CAROLE CHAUVIN, ès qualités de syndic de la Chambre de l’assurance de dommages

APPELANTE (plaignante)

c.

 

CLAUDE DUCHARME

INTIMÉ (intimé)

______________________________________________________________________

 

 500-09-018257-071

(500-80-005709-051)

 

CAROLE CHAUVIN, ès qualités de syndic de la Chambre de l’assurance de dommages

APPELANTE (plaignante)

c.

 

CLAUDE DUCHARME

INTIMÉ (intimé)

 

 

ARRÊT

 

 

[1]                LA COUR; - Statuant sur les appels de deux jugements rendus le 19 novembre 2007 par la Cour du Québec, district de Montréal (l'honorable Michel Pinsonnault) et d'un jugement rendu le 18 juin 2007 par la Cour du Québec, district de Montréal (l'honorable Diane Quenneville) qui ont rejeté les appels du syndic de la Chambre de l'assurance de dommages;

[2]                Après avoir étudié les dossiers, entendu les parties et délibéré;

[3]                Pour les motifs du juge André Rochon, auxquels souscrivent les juges Joseph R. Nuss et Allan R. Hilton;

[4]                REJETTE les appels avec dépens.

 

 

 

 

JOSEPH R. NUSS J.C.A.

 

 

 

 

 

ANDRÉ ROCHON J.C.A.

 

 

 

 

 

ALLAN R. HILTON J.C.A.

 

Me Claude G. Leduc

MERCIER, LEDUC

Pour l'appelante

 

Me Jean-Paul V. Morin

TREMBLAY, BOIS, MIGNAULT & LEMAY

Pour les intimés

 

Date d’audience :

 26 février 2008


 

 

MOTIFS DU JUGE ROCHON

 

 

[5]                Il s'agit d'un second appel du syndic de la Chambre de l'assurance de dommages (le syndic) pour faire casser trois décisions prononcées par autant de Comités de discipline qui avaient rejeté des plaintes logées à l'encontre de trois courtiers en assurance de dommages.

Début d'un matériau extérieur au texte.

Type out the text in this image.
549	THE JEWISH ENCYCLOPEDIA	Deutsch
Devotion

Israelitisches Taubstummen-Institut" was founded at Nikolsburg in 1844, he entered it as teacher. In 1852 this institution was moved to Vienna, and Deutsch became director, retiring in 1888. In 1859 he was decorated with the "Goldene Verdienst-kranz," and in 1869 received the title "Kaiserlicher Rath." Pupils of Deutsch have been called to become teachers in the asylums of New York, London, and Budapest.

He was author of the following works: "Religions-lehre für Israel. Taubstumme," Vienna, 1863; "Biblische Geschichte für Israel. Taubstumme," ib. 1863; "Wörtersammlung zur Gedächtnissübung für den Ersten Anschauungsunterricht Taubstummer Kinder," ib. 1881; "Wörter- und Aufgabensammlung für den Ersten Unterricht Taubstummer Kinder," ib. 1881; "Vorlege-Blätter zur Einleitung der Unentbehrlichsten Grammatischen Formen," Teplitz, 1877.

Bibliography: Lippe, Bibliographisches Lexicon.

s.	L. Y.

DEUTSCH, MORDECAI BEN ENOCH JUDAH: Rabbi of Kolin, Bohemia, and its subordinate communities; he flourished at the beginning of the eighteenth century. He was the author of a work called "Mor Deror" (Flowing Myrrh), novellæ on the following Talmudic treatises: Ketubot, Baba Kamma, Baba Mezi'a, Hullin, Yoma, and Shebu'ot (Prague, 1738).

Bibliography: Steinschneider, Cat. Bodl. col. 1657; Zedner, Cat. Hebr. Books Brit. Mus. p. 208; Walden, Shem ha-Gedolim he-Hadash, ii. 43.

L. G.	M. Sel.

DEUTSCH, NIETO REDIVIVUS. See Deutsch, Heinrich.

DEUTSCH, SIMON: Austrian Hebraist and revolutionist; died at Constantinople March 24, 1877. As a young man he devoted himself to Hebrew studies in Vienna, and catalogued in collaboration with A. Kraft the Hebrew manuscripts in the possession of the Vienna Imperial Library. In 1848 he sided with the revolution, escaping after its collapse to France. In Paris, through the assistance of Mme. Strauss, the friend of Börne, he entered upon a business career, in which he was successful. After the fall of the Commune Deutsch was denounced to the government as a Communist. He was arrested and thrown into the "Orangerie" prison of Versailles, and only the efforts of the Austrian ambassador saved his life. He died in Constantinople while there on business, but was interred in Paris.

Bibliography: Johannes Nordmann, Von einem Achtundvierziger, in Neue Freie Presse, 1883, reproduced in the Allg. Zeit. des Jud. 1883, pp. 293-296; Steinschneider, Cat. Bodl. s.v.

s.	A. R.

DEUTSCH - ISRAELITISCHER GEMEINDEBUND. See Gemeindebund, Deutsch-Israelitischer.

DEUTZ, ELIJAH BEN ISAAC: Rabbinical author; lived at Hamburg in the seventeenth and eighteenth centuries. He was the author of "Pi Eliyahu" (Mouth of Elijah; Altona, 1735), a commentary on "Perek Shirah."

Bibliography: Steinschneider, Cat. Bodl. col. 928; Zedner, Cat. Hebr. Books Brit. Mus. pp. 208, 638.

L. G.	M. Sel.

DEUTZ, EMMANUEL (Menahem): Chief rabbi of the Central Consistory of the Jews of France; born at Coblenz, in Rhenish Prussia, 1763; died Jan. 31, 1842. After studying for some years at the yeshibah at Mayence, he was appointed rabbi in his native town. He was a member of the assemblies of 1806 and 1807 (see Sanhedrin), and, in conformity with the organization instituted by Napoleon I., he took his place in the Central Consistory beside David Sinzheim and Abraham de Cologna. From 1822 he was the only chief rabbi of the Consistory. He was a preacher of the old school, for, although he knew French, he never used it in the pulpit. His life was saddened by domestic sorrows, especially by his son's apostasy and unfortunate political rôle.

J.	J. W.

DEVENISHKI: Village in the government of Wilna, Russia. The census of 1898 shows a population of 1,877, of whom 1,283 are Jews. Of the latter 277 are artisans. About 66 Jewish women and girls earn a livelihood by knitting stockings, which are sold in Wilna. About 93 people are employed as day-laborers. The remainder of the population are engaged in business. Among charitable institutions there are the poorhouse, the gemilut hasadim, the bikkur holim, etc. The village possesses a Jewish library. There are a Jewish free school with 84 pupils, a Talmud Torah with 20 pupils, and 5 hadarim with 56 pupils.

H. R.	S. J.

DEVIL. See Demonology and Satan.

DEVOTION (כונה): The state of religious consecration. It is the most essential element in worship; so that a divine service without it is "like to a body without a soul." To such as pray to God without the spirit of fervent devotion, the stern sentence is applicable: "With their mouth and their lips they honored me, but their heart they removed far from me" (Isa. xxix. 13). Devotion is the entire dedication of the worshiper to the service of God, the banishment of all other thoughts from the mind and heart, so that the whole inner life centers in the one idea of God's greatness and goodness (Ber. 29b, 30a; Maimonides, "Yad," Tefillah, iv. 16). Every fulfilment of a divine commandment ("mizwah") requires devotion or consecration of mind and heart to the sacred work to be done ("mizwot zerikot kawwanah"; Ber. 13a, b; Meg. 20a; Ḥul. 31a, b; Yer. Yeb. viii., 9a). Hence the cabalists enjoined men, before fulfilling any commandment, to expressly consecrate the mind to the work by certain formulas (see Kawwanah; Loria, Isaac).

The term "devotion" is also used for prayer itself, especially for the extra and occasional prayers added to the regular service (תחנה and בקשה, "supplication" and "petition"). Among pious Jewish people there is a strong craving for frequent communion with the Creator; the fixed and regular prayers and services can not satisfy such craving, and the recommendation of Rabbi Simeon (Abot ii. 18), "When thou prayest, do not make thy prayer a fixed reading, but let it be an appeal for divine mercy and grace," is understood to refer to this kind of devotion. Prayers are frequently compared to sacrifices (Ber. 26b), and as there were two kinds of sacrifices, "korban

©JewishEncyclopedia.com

[6]                Dans un premier temps, le syndic avait interjeté des appels de plein droit devant la Cour du Québec[1].  Ces appels furent rejetés à l'occasion de trois jugements de la Cour du Québec.  Le syndic se pourvoit maintenant à l'encontre de ces trois jugements après avoir obtenu l'autorisation d'un juge de la Cour.

[7]                Les pourvois soulèvent un certain nombre de questions qui sont communes.  La première a trait à la responsabilité déontologique des représentants en assurance de dommages à l'égard d'un employé, à qui la loi reconnaît le droit de poser certains actes réservés au courtier ou à l'agent.  Comme je l'examinerai plus loin, la loi reconnaît des droits acquis à ces employés depuis l'entrée en vigueur de la Loi sur les courtiers d'assurances[2] (L.C.A.).

[8]                La seconde question est liée à la première.  Elle porte sur l'application de la théorie de l'alter ego en droit disciplinaire.  La troisième a trait à l'applicabilité de la défense de diligence raisonnable et au fardeau de preuve qui en découle.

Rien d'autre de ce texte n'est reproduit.